G: First, we made a couple of shakedown cruises off Portland, Maine. As I said, only 300 of us were sailors and the rest were farmers who had never seen the ocean before. We sailed around and came back in every night. Eventually we got orders to go to the South Pacific. We went down to Panama on the Atlantic side about 4:00 in the morning and there must have been 200 or 300 ships waiting to go through the canal. I knew this was going to take a while. By sunset that day we were through the canal and out of sight of land. We had priority because Guadalcanal was just starting up.

T: What did you do at Guadalcanal?

G: We sailed up and down the islands. Every night at 4:00 in the afternoon we started heading south, and every day the Japanese would start heading south. We were both heading south and we made damn sure we didn’t see them and they made damn sure they didn’t see us and this was every day. Then at 4:00 in the morning we would start going north and the Japanese would start going north and we made sure we never saw each other. I was on so many ships during that time period. I was on board the Indiana when we collided with the Washington at Kwajalein. We lost eight or nine guys and the Washington had 20 or 30 feet of its bow missing.

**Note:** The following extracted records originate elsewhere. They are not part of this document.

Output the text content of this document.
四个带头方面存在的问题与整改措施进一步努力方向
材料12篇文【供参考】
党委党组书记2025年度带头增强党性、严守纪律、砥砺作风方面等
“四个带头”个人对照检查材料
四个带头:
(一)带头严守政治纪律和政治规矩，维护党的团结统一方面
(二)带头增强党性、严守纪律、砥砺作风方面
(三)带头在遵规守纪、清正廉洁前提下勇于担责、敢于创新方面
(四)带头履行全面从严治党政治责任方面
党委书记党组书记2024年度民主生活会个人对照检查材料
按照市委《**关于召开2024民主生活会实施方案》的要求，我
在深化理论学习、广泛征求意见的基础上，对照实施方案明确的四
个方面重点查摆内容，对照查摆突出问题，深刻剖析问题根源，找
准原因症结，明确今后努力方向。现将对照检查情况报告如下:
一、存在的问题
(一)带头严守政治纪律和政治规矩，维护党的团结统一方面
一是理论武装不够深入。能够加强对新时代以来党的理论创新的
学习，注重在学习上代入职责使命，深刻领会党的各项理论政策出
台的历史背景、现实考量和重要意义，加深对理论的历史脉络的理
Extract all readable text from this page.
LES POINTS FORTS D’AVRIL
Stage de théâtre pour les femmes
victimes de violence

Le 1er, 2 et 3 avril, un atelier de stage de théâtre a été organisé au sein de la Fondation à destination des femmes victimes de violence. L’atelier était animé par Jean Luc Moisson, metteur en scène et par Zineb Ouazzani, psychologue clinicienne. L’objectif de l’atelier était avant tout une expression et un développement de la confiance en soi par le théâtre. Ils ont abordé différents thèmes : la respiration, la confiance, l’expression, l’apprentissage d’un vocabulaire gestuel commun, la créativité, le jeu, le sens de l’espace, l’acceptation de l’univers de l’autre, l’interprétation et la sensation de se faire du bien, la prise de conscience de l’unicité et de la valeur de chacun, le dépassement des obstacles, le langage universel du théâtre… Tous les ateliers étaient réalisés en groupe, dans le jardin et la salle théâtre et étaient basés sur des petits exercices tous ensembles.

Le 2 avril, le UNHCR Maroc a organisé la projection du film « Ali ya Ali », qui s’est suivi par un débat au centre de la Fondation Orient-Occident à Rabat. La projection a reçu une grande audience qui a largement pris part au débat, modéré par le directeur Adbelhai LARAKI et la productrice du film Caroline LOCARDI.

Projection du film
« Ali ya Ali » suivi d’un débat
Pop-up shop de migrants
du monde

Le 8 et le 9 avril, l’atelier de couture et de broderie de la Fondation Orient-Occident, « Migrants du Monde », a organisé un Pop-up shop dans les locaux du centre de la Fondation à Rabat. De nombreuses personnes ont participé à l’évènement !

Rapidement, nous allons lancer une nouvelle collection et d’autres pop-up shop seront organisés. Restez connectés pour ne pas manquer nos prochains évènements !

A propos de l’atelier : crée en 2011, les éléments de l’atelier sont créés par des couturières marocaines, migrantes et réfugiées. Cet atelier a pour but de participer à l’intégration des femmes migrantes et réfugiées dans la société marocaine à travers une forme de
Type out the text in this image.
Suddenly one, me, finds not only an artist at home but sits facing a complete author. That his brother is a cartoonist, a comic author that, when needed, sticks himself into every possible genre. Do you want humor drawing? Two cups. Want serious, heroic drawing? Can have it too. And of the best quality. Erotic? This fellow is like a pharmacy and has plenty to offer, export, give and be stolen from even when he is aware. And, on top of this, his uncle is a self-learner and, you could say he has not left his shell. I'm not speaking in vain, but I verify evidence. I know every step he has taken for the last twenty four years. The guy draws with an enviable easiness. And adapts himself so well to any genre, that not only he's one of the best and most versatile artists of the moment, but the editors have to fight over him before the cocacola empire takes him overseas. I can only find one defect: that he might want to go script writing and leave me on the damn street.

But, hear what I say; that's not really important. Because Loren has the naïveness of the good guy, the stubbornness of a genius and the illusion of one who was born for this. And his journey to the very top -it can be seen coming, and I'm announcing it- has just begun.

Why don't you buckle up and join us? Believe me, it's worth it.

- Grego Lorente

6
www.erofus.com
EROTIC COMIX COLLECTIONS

T: What caused the collision?

G: I don’t know, but they ran right into our starboard side and one of our steel plates was sticking out 20 or 25 feet. The next morning we found a desk from the Washington on our quarterdeck. The pens were still in the holder and the picture of his girlfriend was still sitting on the deck.

T: Where were you when the war ended?

G: Camp Pendleton training for the Joint Assault Signal Company. They hit the beaches and put up signs during the invasion to tell people where to go. The Joint Assault Signal Company are the first ones on the beach, not the Marines, but their life expectancy was about four seconds.

T: When did you get your discharge?

G: I was one of the first ones out. You had to have 44 points to get out and I had 144 points.

T: Today when you hear USS Oklahoma, what do you think of?

G: I love the Oklahoma. It was a damn good ship and we lost a hell of a lot of good men.